I wouldn’t mind for somebody to take on some of that :^)
(not-so-subtle wink to all the people in this thread that already have significant projects and/or experience writing educational material for Zig)
I would love to help in anyway I can but have no idea where to start looking. Could you point to an entry point of sorts where I can start studying the inner workings of Autodoc? I thought about this a while back but was scared off by my total lack of knowledge about Zig IR.
In case you’re not familiar with them, tests that refer to a decl name are meant to be documentation:
Thanks! I guess I’d seen that without even realizing what I was looking at. I’ve got a TODO in my notebook to add tests to the left “documentation” column.
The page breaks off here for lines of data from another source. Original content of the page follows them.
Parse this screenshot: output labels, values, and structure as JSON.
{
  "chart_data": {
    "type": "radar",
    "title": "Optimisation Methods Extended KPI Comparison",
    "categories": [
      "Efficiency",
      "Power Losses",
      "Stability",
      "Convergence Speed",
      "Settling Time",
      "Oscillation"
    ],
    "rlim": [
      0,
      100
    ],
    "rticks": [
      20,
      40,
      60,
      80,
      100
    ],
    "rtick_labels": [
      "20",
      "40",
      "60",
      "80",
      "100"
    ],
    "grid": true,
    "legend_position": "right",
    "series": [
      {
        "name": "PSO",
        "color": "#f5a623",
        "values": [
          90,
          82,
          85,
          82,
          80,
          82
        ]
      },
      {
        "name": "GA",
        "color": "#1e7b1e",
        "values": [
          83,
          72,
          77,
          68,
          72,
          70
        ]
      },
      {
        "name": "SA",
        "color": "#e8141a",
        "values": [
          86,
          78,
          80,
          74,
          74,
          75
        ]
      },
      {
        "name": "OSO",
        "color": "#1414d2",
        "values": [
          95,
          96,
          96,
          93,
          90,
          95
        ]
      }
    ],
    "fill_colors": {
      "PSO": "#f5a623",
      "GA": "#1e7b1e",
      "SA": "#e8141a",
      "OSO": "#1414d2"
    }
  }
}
I’ll probably just display them in the order they appear in the source for this little tool.
Anyway, this a very neat way of displaying the source code
Thanks! And to be clear: this is absolutely not meant to be a competitor to real documentation like Autodoc is aiming for. This is strictly meant to be an aide to reading the source of the standard library.
There is something I like in Elixir: a convention for writing examples of use in the documentation of a function, which is both used in the documentation and automatically in the test suite of the library. Really great to be sure that examples actually work.
Couldn’t agree more! A single example can often be worth 1000 words of explanation.
A recent piece of documentation I saw that really drove this home is the Recurrence Rules for the ical spec. Rather than trying to explain the billion ways the rules can interact, they just have a huge list of practical examples: iCalendar.org - 3.8.5.3. Recurrence Rule
I think Zig’s test keyword is going to be huge for helping foster this kind of semi-self-documenting code.
(Also shows that I’m now including indented doc comments for struct/enum methods.)
Gosh, this is lookin’ kinda pretty.
And for you fellow terminal lovers, I’m wrapping the code chunks (right column) in <pre> tags now so it’ll display somewhat reasonably in a textmode browser like w3m (Lynx treats table cells as vertical blocks, so it’s not great with this style):
Thanks! And yes, a human-written meta page is exactly what it’s missing. I have a start on that and hope to be able to post a follow-up here in the next couple days.